# Multiple regression with both positive and negative data

I have a problem regarding interpretation of a multiple regression. For $Y=a+bX_1+cX_2$, the influence of independent variable $X_1$ on $Y$, the dependent variable, is positive (coefficient $b$ is positive). This means that an increase of one unit of $X_1$ leads to an increase of one unit of $Y$, which is consistent with the economic interpretation.

But in my dataset, $X_1$ has also negative values. For those values, the interpretation is not correct anymore. An increase with 1 unit of $X_1$ will lead to a decrease of Y, meaning an inverse relation. What am I doing wrong? Is it better to use the data as absolute values ABS(X)?
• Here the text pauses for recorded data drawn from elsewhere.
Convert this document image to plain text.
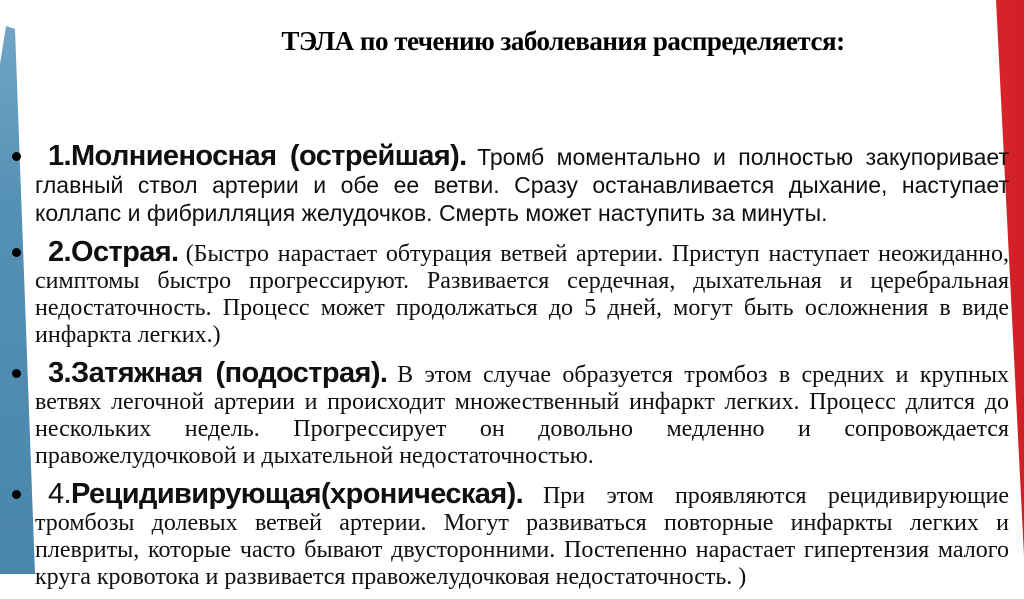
ТЭЛА по течению заболевания распределяется:
1.Молниеносная (острейшая). Тромб моментально и полностью закупоривает главный ствол артерии и обе ее ветви. Сразу останавливается дыхание, наступает коллапс и фибрилляция желудочков. Смерть может наступить за минуты.
2.Острая. (Быстро нарастает обтурация ветвей артерии. Приступ наступает неожиданно, симптомы быстро прогрессируют. Развивается сердечная, дыхательная и церебральная недостаточность. Процесс может продолжаться до 5 дней, могут быть осложнения в виде инфаркта легких.)
3.Затяжная (подострая). В этом случае образуется тромбоз в средних и крупных ветвях легочной артерии и происходит множественный инфаркт легких. Процесс длится до нескольких недель. Прогрессирует он довольно медленно и сопровождается правожелудочковой и дыхательной недостаточностью.
4.Рецидивирующая(хроническая). При этом проявляются рецидивирующие тромбозы долевых ветвей артерии. Могут развиваться повторные инфаркты легких и плевриты, которые часто бывают двусторонними. Постепенно нарастает гипертензия малого круга кровотока и развивается правожелудочковая недостаточность. )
• Do you mean coefficient b or coefficient a? – Gala Jul 2 '13 at 11:20
• coefficient b (the coefficient of the independent variable X1); sorry for the mistake – Maria Jul 2 '13 at 11:32

The interpretation is the same on both sides of 0. Ignoring the rest of the equation, with $b > 0$, $-1*b > -2*b$ so an increase from -2 to -1 in $X_1$ also corresponds to an increase in $Y$. The thing is, while it might feel a little strange when writing it, going from -2 to -1 is an increase and going from -1 to -2 is a decrease.
Now, if you have theoretical reasons to expect the relationship not to hold for negative values, i.e. if you think that a decrease, say from 0 to -1, should result in a higher $Y$, then a simple linear regression might not be appropriate (transforming the variable could be solution but a quadratic term, splines or an interaction with an ad hoc binary variable could also capture such relationships).